Cyberpunk
Description
Yan:
"cyberpunk, which is an imagination of how a society controlled by computer and internet technologies will look like from the vantage point of science fiction writers of the 1980s. Its protagonists were anti-heroes and its irreverent aesthetics were inspired by the punk music scene that was also coming into its own around the same time. The originators of cyberpunk extrapolated the unbridled capitalism of the Reagan-Thatcher years into a dystopian view of the future, where mega-corporations were more powerful than governments, cities were alienating concrete sprawls where an impoverished majority survived by hustling in a gig economy, and shallow virtual pleasures stand-in for the emptiness that pervade people’s lives. If you think that sounds like our actual present, then you are quite right.

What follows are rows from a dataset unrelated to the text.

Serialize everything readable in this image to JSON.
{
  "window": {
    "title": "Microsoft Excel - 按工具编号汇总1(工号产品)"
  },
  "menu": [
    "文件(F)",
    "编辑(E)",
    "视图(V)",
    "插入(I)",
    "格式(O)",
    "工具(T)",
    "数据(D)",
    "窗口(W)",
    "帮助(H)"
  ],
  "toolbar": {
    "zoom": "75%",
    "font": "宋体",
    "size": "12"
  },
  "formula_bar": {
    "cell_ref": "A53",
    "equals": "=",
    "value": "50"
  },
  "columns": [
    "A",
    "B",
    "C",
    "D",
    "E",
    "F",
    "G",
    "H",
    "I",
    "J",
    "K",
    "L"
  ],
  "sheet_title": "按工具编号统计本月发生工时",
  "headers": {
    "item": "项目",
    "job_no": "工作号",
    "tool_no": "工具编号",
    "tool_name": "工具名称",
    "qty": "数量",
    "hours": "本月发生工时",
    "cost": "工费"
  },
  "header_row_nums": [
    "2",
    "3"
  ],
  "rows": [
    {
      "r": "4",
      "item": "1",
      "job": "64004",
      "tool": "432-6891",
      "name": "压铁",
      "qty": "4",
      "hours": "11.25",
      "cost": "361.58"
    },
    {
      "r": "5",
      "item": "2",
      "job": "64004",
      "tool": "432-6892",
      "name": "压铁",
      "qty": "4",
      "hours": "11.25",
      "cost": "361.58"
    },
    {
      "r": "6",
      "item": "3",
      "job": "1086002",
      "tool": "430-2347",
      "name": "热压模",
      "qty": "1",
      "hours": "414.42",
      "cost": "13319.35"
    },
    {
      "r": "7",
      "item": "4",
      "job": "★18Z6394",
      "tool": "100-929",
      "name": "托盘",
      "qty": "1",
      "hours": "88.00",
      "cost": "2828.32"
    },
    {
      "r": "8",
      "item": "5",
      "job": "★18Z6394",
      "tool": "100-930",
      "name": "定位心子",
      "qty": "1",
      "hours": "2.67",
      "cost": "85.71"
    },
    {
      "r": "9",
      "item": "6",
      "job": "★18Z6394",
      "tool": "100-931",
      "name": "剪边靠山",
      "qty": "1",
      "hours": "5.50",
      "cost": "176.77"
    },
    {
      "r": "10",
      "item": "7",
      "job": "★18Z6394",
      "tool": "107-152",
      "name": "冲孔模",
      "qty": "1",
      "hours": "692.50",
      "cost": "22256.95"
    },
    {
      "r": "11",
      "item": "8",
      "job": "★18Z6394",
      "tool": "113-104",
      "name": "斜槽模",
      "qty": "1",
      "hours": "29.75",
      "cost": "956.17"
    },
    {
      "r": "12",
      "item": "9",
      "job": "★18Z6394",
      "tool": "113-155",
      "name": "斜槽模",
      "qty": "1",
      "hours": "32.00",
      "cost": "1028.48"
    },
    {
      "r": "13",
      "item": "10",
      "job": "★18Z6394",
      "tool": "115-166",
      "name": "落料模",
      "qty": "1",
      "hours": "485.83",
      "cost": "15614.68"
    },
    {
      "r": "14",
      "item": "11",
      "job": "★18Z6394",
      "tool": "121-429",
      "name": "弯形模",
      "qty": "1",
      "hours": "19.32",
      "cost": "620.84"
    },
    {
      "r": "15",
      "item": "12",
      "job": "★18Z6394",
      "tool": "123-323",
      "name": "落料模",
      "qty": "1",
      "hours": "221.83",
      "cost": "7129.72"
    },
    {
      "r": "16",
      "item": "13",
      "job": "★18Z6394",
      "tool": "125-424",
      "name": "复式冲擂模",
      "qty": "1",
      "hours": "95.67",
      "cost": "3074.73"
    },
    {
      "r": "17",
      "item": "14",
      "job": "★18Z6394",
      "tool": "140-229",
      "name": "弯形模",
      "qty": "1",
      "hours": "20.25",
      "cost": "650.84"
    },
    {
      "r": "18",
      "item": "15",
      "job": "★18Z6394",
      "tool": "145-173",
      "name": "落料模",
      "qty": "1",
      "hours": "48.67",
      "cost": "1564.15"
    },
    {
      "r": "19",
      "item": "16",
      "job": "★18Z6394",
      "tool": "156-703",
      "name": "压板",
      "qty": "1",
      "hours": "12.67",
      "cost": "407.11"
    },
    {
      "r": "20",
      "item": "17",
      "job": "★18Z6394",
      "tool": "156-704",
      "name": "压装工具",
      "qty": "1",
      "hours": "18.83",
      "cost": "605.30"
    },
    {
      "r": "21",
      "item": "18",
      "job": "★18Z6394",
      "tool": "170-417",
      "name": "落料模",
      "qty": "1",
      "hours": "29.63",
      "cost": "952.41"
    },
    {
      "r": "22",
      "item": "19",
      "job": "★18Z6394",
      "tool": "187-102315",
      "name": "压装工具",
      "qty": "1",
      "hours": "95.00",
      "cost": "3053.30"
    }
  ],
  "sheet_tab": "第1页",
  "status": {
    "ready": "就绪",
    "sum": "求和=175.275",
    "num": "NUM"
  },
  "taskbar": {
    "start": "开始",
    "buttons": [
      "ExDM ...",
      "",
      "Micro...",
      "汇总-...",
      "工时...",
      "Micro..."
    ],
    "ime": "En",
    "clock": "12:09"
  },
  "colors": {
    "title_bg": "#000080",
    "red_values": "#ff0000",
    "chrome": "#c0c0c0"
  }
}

One important vibe that cyberpunk was able to convey was how technology succumbs to the flaws in society, instead of technology allowing us to overcome society’s flaws. In Star Trek’s classic science fiction universe, we have been able to harness technology to eliminate hunger, cure diseases, and overcome petty political squabbles. In cyberpunk worlds like those of Blade Runner, however, the rich still oppress the poor out of pettiness and greed. Technology only changes the means of oppression. The downtrodden are also masters of technology in their own way—tinkering with it to rebel, resist, and persist in an unforgiving world, which of course, is punk as f**k."
(https://livingwithshoggoths.substack.com/p/we-have-always-been-seapunks)
Typology
Subgenres, by Yan:
"It is that part of cyberpunk—the idea that social forces subsume technology, and that the addition of technology causes more continuity than change—that spawned dozens of “-punk” subgenres of speculative fiction.
There’s
- steampunk, which reimagines Victorian worlds with automatons and flying machines;
- silkpunk, which blends an East Asian aesthetic and a decolonial ethos; there’s
- dieselpunk, which is like steampunk but set in the 1920s-1940s replete with fascism as a backdrop;
- decopunk, a shiner,
- art-deco dieselpunk;
- biopunk, a riff on cyberpunk with more emphasis on biotechnology,
and a whole bunch of others. And then there’s solarpunk, which, unlike the rest of them, did not come first in the form of works of fiction, but rather as an invitation to imagine."